A critical mass and broad portfolio of international and commercial (i.e. private enterprise) partnerships is absolutely essential for the sustainability of NASA’s human exploration enterprise. NASA’s Strategic Principle #7 is “Global Collaboration and Leadership: substantial new international and commercial partnerships, leveraging current International Space Station partnerships and building new cooperative ventures for exploration.” Because of its major contribution to sustainability and its direct response to the NASA authorization acts’ long-term goal “to do so… in a manner involving international, academic, and industry partners,” Principle #7 should be elevated from near the bottom of the eight-principle list to near the top, and its criticality clearly explained. Its relationship to Principle #5: Economic Opportunity should also be articulated.
|NASA’s role is to lead the exploration of space with international and commercial partners and to do so in a way that supports space’s commercial development, and then makes use of that development to advance exploration.|
Creating these partnerships will involve developing and pursuing an architecture that engages the partners, even if it involves other destinations or new business models to do so. Again, it will require that NASA move from directing to orchestrating in mindset and management process. The first step is a shared vision that is yet to be created. Just as with technology, NASA human exploration enterprise progress must be paced by development of this partner base if it is to be sustained.

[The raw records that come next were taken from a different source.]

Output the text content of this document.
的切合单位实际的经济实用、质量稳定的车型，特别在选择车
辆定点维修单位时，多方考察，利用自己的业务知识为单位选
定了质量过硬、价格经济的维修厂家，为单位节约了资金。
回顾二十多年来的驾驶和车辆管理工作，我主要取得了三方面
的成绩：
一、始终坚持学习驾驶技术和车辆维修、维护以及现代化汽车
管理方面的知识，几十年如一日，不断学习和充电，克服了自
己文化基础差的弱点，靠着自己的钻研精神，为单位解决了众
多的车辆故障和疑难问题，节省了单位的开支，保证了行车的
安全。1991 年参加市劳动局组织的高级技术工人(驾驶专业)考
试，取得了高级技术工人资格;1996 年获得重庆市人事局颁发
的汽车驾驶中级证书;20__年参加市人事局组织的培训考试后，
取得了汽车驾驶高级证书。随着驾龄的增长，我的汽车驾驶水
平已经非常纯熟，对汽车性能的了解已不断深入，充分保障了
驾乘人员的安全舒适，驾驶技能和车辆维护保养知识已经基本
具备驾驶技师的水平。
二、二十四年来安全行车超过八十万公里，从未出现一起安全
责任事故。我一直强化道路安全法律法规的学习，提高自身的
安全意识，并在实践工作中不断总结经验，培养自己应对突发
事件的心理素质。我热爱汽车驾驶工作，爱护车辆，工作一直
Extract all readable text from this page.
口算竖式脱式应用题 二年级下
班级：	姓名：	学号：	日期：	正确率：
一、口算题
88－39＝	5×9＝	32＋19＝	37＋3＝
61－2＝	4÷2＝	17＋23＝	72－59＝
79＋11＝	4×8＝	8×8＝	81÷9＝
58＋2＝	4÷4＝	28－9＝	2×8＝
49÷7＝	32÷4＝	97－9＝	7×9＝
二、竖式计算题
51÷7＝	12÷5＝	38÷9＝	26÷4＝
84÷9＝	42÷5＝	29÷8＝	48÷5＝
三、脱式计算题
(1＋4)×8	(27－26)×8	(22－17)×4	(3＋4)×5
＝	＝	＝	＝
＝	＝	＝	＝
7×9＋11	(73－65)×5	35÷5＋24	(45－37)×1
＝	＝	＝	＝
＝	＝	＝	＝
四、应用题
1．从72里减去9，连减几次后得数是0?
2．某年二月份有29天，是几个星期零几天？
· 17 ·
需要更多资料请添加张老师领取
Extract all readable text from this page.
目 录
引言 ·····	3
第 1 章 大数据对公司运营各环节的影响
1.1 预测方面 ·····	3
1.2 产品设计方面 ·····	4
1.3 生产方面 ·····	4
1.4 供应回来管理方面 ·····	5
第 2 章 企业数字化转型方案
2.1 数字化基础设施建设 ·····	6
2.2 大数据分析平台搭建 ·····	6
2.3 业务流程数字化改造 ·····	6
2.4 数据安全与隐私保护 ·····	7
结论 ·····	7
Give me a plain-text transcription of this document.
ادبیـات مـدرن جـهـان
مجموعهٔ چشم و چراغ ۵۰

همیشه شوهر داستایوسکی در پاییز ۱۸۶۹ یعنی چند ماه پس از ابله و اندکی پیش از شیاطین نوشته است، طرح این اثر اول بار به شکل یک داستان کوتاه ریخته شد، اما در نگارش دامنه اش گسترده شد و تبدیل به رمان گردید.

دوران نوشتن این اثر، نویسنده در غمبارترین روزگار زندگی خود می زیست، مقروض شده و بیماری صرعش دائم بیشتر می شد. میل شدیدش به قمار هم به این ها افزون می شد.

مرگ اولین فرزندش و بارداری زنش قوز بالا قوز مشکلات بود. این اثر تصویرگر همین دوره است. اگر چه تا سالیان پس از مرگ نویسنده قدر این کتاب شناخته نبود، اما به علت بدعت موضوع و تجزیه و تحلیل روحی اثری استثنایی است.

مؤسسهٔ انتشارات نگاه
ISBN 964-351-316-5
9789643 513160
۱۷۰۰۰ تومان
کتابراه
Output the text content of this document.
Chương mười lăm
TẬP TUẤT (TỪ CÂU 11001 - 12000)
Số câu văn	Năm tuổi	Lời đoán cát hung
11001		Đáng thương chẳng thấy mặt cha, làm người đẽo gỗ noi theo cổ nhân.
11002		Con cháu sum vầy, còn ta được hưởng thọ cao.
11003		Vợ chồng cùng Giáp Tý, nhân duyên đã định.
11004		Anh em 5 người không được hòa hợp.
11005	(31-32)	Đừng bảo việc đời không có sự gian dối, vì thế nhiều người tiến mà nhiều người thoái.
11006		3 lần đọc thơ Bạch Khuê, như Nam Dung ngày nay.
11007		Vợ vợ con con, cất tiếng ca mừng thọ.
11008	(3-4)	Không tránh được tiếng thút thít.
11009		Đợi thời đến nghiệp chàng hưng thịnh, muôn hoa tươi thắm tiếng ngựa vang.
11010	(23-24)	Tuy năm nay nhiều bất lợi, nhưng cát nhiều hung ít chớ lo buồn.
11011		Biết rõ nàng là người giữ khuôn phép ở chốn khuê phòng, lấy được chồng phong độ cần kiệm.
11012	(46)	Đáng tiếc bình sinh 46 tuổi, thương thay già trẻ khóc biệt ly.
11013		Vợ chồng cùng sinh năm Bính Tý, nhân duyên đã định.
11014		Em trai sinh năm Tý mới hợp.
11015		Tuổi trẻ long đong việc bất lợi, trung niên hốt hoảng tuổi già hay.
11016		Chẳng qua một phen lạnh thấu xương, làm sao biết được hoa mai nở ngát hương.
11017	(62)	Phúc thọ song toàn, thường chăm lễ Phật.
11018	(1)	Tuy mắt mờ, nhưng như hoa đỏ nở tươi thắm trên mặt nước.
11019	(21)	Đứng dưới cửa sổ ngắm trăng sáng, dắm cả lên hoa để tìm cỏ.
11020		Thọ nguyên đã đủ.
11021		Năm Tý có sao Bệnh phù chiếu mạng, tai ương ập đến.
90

The NASA authorization acts’ human exploration long-term goals and key objectives are a robust bipartisan policy foundation for enterprise sustainability. NASA created its Strategic Principles for Sustainable Exploration as guidance to achieve sustainability. The Strategic Principles need to be better shaped by, and reference, the acts’ human exploration goals and objectives. NASA must clearly articulate, implement, and socialize the relationship between the two to establish context and legitimacy of the Principles, and to garner support for the results of their application.
The long-term goals and key objectives in the acts are basically Level 0 requirements to be expressed in a narrative and flowed down to shape the “where, what, how, and when” trade space. Charting the path through the trade space should be guided by the Strategic Principles for Sustainable Exploration, especially narrative. With the broad portfolio of value expressed in the long-term goals and key objectives, understanding the relationships and setting priorities between values will require that experts in commerce, diplomacy, security, culture, and more be involved with both NASA and its external advisory bodies.
Sustainability is a critical attribute of NASA human exploration because it results from the enterprise delivering sufficient return on investment and because it motivates program stability. Creating enterprise sustainability requires deliberate action. The nation’s political leadership has established a robust bipartisan policy foundation for enterprise sustainability in the NASA authorization acts’ human exploration long-term goals and key objectives. NASA’s Strategic Principles for Sustainable Exploration recognize the critical importance of enterprise sustainability and provide guidance for its creation. It is vitally important to the nation and to NASA human space exploration that NASA’s Strategic Principles and their implementation be robust.